Cette position ambigüe de nos organisations de Défense des droits Humains de notre pays, vient d’être illustrée par l’attitude de Amnesty International , à côté du  » Front Dégage la France », à propos de l’Arrêté Ousmane Ngom.

En effet, en compagnie d’Amnesty international, ce  » Front » informe, dans une conférence de presse, qu’il a décidé de déposer une lettre à la Cour suprême après avoir écrit au ministre sur la question le 26 février dernier, et a donné un ultimatum de 4 mois au Ministre de l’Intérieur pour abroger cet arrêté

De deux choses, l’une :
– . Ou bien le  » Front » veut se conformer aux dispositions de l’Etat de Droit en faisant r un recours juridictionnel contre cet Arrêté . Ce qui a été fait.

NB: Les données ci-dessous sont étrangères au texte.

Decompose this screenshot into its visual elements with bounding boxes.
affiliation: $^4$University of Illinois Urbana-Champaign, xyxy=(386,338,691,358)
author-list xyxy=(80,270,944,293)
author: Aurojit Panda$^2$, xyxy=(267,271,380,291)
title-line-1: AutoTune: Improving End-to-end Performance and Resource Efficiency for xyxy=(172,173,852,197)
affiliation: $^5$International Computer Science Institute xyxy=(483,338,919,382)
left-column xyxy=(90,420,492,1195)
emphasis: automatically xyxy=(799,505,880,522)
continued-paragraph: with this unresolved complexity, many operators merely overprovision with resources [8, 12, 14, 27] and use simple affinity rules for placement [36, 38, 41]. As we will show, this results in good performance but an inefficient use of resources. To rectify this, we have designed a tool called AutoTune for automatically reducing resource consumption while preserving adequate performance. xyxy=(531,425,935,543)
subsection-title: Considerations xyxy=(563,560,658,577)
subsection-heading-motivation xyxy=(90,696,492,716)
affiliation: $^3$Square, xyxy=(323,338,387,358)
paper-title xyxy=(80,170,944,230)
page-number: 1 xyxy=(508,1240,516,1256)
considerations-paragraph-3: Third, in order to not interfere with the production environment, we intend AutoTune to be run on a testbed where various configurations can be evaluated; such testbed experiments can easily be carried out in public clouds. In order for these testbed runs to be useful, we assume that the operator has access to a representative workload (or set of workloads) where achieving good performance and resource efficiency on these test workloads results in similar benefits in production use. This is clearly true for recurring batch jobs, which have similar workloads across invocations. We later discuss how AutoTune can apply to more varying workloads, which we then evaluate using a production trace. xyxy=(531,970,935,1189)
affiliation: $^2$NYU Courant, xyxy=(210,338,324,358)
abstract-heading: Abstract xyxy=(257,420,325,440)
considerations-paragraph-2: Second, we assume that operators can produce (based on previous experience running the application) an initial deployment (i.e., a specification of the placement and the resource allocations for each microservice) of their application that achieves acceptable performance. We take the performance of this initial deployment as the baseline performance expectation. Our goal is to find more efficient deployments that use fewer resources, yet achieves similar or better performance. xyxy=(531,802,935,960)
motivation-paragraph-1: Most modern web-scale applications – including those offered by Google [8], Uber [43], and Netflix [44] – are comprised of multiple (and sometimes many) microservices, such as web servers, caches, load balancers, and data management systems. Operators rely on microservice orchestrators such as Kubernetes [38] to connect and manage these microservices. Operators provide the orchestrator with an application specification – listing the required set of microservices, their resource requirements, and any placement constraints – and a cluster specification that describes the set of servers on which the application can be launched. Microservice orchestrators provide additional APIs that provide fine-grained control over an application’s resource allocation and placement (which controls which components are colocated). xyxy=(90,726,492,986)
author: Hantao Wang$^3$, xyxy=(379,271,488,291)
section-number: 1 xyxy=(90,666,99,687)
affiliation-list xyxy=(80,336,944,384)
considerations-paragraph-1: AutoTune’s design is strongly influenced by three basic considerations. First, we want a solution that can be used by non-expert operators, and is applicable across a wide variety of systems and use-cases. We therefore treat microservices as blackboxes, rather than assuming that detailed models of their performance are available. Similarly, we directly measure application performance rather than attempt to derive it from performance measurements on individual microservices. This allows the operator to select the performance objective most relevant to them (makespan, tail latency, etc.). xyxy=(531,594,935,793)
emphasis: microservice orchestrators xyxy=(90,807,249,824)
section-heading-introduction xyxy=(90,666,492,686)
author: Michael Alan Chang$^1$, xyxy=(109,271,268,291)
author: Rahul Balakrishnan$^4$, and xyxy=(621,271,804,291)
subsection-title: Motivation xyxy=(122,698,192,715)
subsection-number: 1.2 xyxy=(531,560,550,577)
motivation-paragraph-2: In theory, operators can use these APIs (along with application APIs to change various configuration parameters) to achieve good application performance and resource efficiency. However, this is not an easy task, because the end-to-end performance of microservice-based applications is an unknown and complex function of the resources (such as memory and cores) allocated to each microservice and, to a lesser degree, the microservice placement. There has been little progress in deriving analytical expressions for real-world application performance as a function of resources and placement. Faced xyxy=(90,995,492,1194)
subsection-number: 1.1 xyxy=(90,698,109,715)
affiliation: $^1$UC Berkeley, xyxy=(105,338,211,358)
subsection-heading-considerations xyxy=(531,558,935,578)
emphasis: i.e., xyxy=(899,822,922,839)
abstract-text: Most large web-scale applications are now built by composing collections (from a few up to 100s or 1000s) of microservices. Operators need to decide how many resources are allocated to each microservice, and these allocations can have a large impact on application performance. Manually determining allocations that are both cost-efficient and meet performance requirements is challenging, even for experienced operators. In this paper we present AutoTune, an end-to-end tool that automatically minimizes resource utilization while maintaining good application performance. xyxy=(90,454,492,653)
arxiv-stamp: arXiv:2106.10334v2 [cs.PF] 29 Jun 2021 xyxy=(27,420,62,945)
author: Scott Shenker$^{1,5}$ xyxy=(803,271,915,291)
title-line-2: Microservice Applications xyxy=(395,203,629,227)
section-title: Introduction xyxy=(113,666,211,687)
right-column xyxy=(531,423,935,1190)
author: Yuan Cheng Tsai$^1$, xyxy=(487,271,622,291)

Dans ce cas, il devrait attendre une décision de Justice pour s’y conformer.
– Ou bien, il fait fi de l’Etat de Droit, et donne un ultimatum au Ministre de l’Intérieur, au delà duquel, s’il n’ a pas gain de cause, il fait recours à la rue .

Il est donc incongru que le  » Front » fait état d’un recours juridictionnel, et en même temps , donne un ultimatum au ministère de l’Intérieur!
En cautionnant une telle démarche, Amnesty se discrédite comme organisation de Défense des droits humains et de l’Etat de Droit, et se présente comme une « organisation refuge » pour une opposition à la recherche de prétexte pour troubler l’ordre public dans une stratégie de déstabilisation du régime en place.
L’on dirait que ces organisations ne souhaitent que des « affrontements répétitifs , entre forces de l’ordre et des opposants » , pour pouvoir remplir dans leurs « rapports annuels » le plus grand nombre possible de ces types d’affrontement, qu’elles présentent à l’opinion internationale, comme « autant de violations des libertés démocratiques et de l’Etat de Droit » de la part du régime en place.

Les Républicains et Démocrates de ce pays ne devraient donc pas laisser ces organisations, encourager et soutenir de tels manquements à l’Etat de droit, dans le seul but d’être mieux appréciées par leurs responsables internationaux qui les payent pour leur « engagement contre les violations des libertés démocratiques ».
Les Républicains et Démocrates de ce pays, devraient aussi, dénoncer à haute et intelligible voix, les « appels publics à troubler l’ordre public » de cette partie de l’opposition, soutenue par ces organisations , dites de « Défense des Droits Humains et l’Etat de Droit », afin d’éviter des victimes innocentes , puisque non averties des disposions qui encadrent le Droit à manifester, ne soient, sacrifiées à l’autel d’ambitions politiques démesurées d’une opposition politique déboussolée.